Vale destacar que, nos dois dias de simpósio, houve uma grande participação de mulheres negras que relataram suas vivências culturais e de militância. Na sexta (2), após se apresentar na abertura do XV Enecult com a performance Banho de Sangue, a dançarina Luzia Amélia Marques retornou ao evento para falar sobre o seu trabalho artístico. Criado por ela, Banho de Sangue surgiu em protesto ao crescente número de casos de feminicídio no país, sobretudo de mulheres negras. “Eu ficava sabendo dos casos e pensava ‘como é que eu consigo resolver isso? Como é que o meu corpo pode servir como manifesto? Como eu posso falar sobre isso?’ Quando eu vi a foto de uma mulher morta pelo namorado, eu pensei ‘isso é um banho de sangue’ e resolvi construir algo em torno disso”, relatou a dançarina.

Luzia também apresentou a performance em uma famosa rede de supermercado, logo após um jovem negro ter sido brutalmente morto pelo segurança do local. “Banho de sangue pra mim é como um ritual. A minha ideia com esse trabalho é sangrar o Brasil e falar desses corpos que a sociedade não quer, o corpo do negro, da mulher, LGBTQI+ indígenas e muitos outros”, contou. Como mulher negra, ela disse que se sente invisibilizada dentro da dança contemporânea, lugar de privilégios e sem protagonismo da mulher negra. “Parece ser sempre o lugar do homem branco e em sequência da mulher branca e depois do homem negro. A mulher negra ela é usada como mão de obra ou é é colocada em um lugar de subserviência, eu não aceitava esse lugar que diziam que eu tinha que ficar”, contou.

A professora Vilma Soares usou a arte e a cultura para transformar a realidade do lugar onde vive. Há quase 10 anos, montou junto com o marido o único museu do subúrbio ferroviário, O Acervo da Laje, no bairro de São João do Cabrito. O desejo em criar o projeto partiu de um incômodo que ela sentia ao perceber que o subúrbio era retratado apenas sob uma perspectiva de violência e miséria. “Nosso subúrbio é lindo, não é só violência e tráfico. Aqui existe beleza e é preciso exaltá-la!”, disse. O museu proporciona o contato dos moradores com a arte e a cultura no próprio bairro, já que grande parte desses equipamentos estão situados em lugares distantes do subúrbio, além de funcionar também como escola, oferecendo diversas atividades para os moradores do bairro.

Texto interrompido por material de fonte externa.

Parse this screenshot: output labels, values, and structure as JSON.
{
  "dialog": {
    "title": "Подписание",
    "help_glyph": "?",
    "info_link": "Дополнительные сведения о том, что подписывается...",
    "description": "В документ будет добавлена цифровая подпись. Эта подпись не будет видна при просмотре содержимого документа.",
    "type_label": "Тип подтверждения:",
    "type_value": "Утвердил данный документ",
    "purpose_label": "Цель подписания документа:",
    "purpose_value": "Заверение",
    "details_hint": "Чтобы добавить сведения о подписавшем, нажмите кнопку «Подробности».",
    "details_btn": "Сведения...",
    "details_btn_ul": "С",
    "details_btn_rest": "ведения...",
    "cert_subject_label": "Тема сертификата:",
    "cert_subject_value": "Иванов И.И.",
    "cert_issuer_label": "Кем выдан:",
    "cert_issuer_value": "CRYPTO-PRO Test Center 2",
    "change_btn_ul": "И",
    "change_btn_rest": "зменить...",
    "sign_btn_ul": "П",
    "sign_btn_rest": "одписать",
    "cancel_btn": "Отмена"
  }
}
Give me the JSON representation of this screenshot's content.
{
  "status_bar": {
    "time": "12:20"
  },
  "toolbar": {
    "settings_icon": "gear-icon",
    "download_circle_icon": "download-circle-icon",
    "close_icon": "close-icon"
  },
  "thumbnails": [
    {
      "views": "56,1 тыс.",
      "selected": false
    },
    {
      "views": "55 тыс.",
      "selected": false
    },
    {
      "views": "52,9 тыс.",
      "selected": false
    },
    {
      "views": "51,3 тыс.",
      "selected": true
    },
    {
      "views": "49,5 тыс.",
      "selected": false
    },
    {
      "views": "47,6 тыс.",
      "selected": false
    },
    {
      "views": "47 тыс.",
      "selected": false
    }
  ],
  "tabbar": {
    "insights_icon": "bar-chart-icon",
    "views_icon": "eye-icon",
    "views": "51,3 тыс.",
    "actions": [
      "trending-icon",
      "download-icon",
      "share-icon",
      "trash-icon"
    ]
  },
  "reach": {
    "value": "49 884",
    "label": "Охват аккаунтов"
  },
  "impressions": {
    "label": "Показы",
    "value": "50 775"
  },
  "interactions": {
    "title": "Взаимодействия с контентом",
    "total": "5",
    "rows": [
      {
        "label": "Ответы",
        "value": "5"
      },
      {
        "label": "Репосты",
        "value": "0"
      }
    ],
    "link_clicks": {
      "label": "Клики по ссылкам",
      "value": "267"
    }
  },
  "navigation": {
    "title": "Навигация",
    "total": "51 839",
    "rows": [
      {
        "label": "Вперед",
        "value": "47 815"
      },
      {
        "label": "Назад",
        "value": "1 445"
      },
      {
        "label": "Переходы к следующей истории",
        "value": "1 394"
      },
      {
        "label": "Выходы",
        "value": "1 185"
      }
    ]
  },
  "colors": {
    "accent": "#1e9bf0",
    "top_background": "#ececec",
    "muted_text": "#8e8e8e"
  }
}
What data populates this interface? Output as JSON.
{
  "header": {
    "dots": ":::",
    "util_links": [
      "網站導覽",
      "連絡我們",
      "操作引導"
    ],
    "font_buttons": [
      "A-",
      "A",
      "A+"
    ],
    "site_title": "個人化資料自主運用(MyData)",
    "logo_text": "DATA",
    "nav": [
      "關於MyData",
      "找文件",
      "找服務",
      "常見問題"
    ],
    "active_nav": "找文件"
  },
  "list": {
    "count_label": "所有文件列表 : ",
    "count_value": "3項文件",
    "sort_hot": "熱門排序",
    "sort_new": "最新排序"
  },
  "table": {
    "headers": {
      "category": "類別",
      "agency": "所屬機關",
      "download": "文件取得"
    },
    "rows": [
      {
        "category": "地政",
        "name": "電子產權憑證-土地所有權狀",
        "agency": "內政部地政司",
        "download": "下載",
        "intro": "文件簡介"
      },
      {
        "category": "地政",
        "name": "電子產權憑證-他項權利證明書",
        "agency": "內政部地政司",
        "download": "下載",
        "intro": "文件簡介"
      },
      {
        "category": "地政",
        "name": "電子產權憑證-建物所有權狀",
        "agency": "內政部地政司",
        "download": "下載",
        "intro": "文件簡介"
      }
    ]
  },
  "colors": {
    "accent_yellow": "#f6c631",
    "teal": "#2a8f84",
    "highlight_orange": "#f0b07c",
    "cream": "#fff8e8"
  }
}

No segundo dia do simpósio, a ativista atuante na Ilha de Maré, pescadora e marisqueira Eliete Paraguassu, pautou o racismo ambiental. O termo é usado para se referir como certas comunidades pertencentes a minorias raciais estão submetidas a uma exposição maior de poluentes e a falta de políticas públicas ambientais, em relação a locais ocupados por classes privilegiadas. Nesse contexto, a ativista luta contra a degradação ambiental e social na Ilha de Maré, comunidade rural com milhares de remanescentes quilombolas que se mantém em sua maioria através da pesca, atividade que está sendo prejudicada pelo funcionamento de indústrias químicas próximas a região. Segundo ela, a Ilha de Maré é o sacrifício do desenvolvimento. “Existe o racismo por ser preto, mas também existe o racismo ambiental que não é falado no Brasil, porque o que está em jogo é o desenvolvimento do Estado. As comunidades quilombolas, pesqueiras e indígenas passam por isso, porque nesses lugares vivem pessoas que a sociedade não se importa”, disse.

“Cada um tem o seu papel no mundo. Não é na Universidade e nem em casa, é no mundo! Então, a gente precisa construir esse mundo de forma diferente”. Foi assim que a integrante da Rede de Protagonistas em Ação de Itapagipe (Reprotai), Jamira Alves iniciou a sua fala. Jamira saiu em defesa da Universidade Pública que para ela “é um campo que deve ser aberto para todos e que não pode ser dividido. É um lugar que tem muito a nos oferecer”. Para Jamira, é preciso construir um feminismo que abranja todas as mulheres. “Eu não posso criar um empoderamento só para o cabelo ou para poder usar qualquer roupa. Cuidado, é preciso empoderar todas as mulheres”, pontuou a ativista.

Também participaram do evento a remanescente do Terreiro Bate-Folha, Carla Nogueira; a professora da Unifesp, Silvia Lopes Raimundo; o hackerativista e integrante do Movimento Cultural das Periferias (MCP) Pablo Paternostro; o ex-secretário de cultura da cidade Ilhéus, João Paulo Couto Santos; professor da UFBA, Leandro de Paula Santos e muitos outros que contribuíram para a discussão acerca da diversidade e desenvolvimento.